Both education secretary Michael Gove and defence secretary Philip Hammond spoke out on Sunday, and this week Conservative backbenchers are pushing for an amendment to the Parliamentary motion welcoming the Queen’s speech, regretting the absence of an in/out referendum on Europe. 

Prime minister David Cameron has said he will hold a referendum in 2017, if re-elected, following renegotiation of the UK’s membership with the EU. He is currently attending talks with Barack Obama for an EU-US trade deal that could bring £10bn annual benefits to Britain, if it retains its membership. 

Sir Malcolm told BBC Radio 4's Today programme: “What they're doing is putting the prime minister in an impossible situation. He cannot simply vote for this amendment because it would split the Coalition right down the middle. But at the same time, the motion cannot win because there is not a parliamentary majority for it. 

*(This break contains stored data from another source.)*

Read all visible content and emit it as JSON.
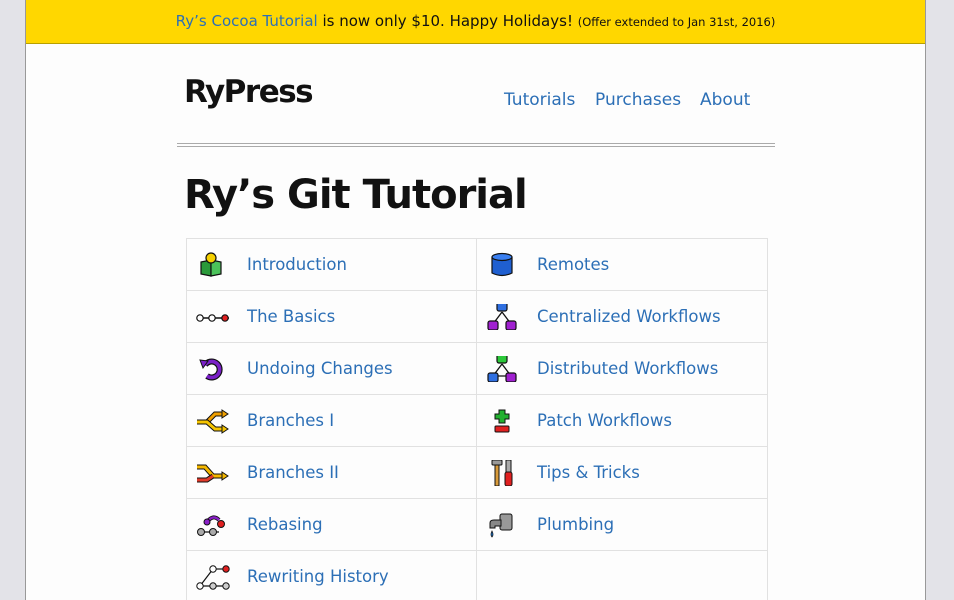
{
  "banner": {
    "link": "Ry’s Cocoa Tutorial",
    "text": " is now only $10. Happy Holidays! ",
    "note": "(Offer extended to Jan 31st, 2016)",
    "color": "#ffd700"
  },
  "header": {
    "logo": "RyPress",
    "nav": [
      "Tutorials",
      "Purchases",
      "About"
    ]
  },
  "page_title": "Ry’s Git Tutorial",
  "colors": {
    "link": "#2c6fb6"
  },
  "chapters_left": [
    {
      "label": "Introduction",
      "icon": "book-icon"
    },
    {
      "label": "The Basics",
      "icon": "commit-chain-icon"
    },
    {
      "label": "Undoing Changes",
      "icon": "undo-arrow-icon"
    },
    {
      "label": "Branches I",
      "icon": "branch-arrows-icon"
    },
    {
      "label": "Branches II",
      "icon": "merge-arrows-icon"
    },
    {
      "label": "Rebasing",
      "icon": "rebase-icon"
    },
    {
      "label": "Rewriting History",
      "icon": "history-graph-icon"
    }
  ],
  "chapters_right": [
    {
      "label": "Remotes",
      "icon": "database-icon"
    },
    {
      "label": "Centralized Workflows",
      "icon": "centralized-tree-icon"
    },
    {
      "label": "Distributed Workflows",
      "icon": "distributed-tree-icon"
    },
    {
      "label": "Patch Workflows",
      "icon": "plus-minus-icon"
    },
    {
      "label": "Tips & Tricks",
      "icon": "tools-icon"
    },
    {
      "label": "Plumbing",
      "icon": "faucet-icon"
    }
  ]
}
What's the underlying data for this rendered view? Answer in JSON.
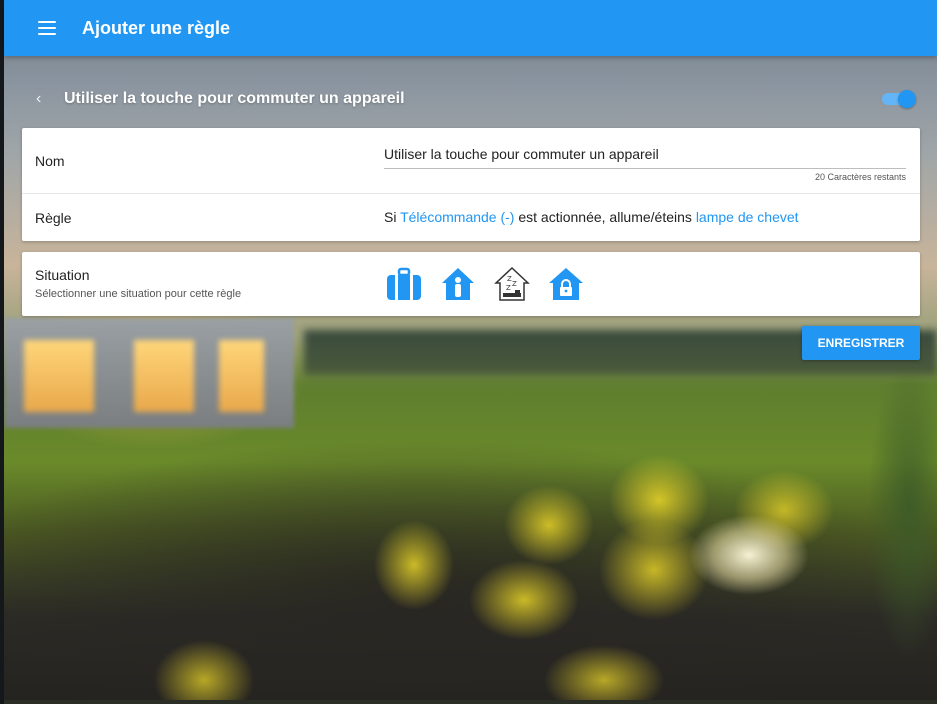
{
  "appbar": {
    "title": "Ajouter une règle",
    "color": "#2196f3"
  },
  "subheader": {
    "title": "Utiliser la touche pour commuter un appareil",
    "enabled": true
  },
  "form": {
    "name": {
      "label": "Nom",
      "value": "Utiliser la touche pour commuter un appareil",
      "remaining": "20 Caractères restants"
    },
    "rule": {
      "label": "Règle",
      "prefix": "Si ",
      "trigger_link": "Télécommande (-)",
      "middle": " est actionnée, allume/éteins ",
      "device_link": "lampe de chevet"
    },
    "situation": {
      "title": "Situation",
      "subtitle": "Sélectionner une situation pour cette règle",
      "icons": [
        "suitcase-icon",
        "person-at-home-icon",
        "sleep-zzz-icon",
        "lock-home-icon"
      ]
    }
  },
  "actions": {
    "save_label": "ENREGISTRER"
  }
}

“This amendment isn't going to get carried. So all those supporting it will have achieved is they will have split their own party. They will, as you have seen, cast questions over the prime minister's authority and indirectly, unintentionally, they will be helping the Labour party's prospects at the next election. That is not just foolish, it is quite contrary to all the political instincts of a responsible political party that wants to hold and retain power after the next general election.” 

Gove told the Andrew Marr show: “My preference is for a change in Britain's relationship with the European Union. My ideal is exactly what the majority of the British public's ideal is, which is to recognise the current situation is no good, to say that life outside would be perfectly tolerable, we could contemplate it, there would be certain advantages. 

“But the best deal for Europe, and for Britain, would be if Britain were to lead the change that Europe needs.” 

Hammond, interviewed for Pienaar's Politics on BBC radio, later said: “If the choice is between a European Union written exactly as it is today and not being a part of that then I have to say that I'm on the side of the argument that Michael Gove has put forward.” 

Tell us what you think – have your say below, or email us directly at [email protected] 

Image c. European Parliament 


Richard Leggott   13/05/2013 at 13:35

I have just read the quotes from Sir Malcolm Rifkind re EU membership. It saddens me, and maybe many other people, to realise from his words that the prime aim of politicians is to retain power rather than govern to reflect the wish of the people. Has the link between the two now been declared redundant?

Lou Scales   13/05/2013 at 13:59

It isn't sensible to express a view before understanding fully all the arguments for and against. We also need a rounded selection of facts not a special selection that suits someone's point of view. . It is perfectly understandable that the E U will not want to discuss change at this stage as they have bigger problems around the Euro and government's trying to get their house in order. It would be better to get agreement to a set of priorities that cover all the matters we all want to discuss.

John Richards   13/05/2013 at 14:25

For the United Kingdom to be successful in the future it will need to return to the democratic process, where electors vote for politicians that best represent their views. It is clear that faced with an IN/OUT referendum today the majority based on what would be a large voter turnout, would vote OUT. The idea that a Prime Minister, selected by a few and a small number of pompous Rifkindesque politicians should be allowed to frustrate the will of the people is unacceptable. A full presentation of the facts to the British people followed by a free and fair vote by the electorate in an early referendum must occur. If this is not the way chosen the Conservative party will be split and indeed may never again achieve an electoral mandate. In time of war faced by a threat to the Nations democratic values and way of life the people are called upon to lay down their lives. In times of peace where these values are under attack it seems the ruling elite prefer that the view of the people is subordinated to the views of a disconnected political few.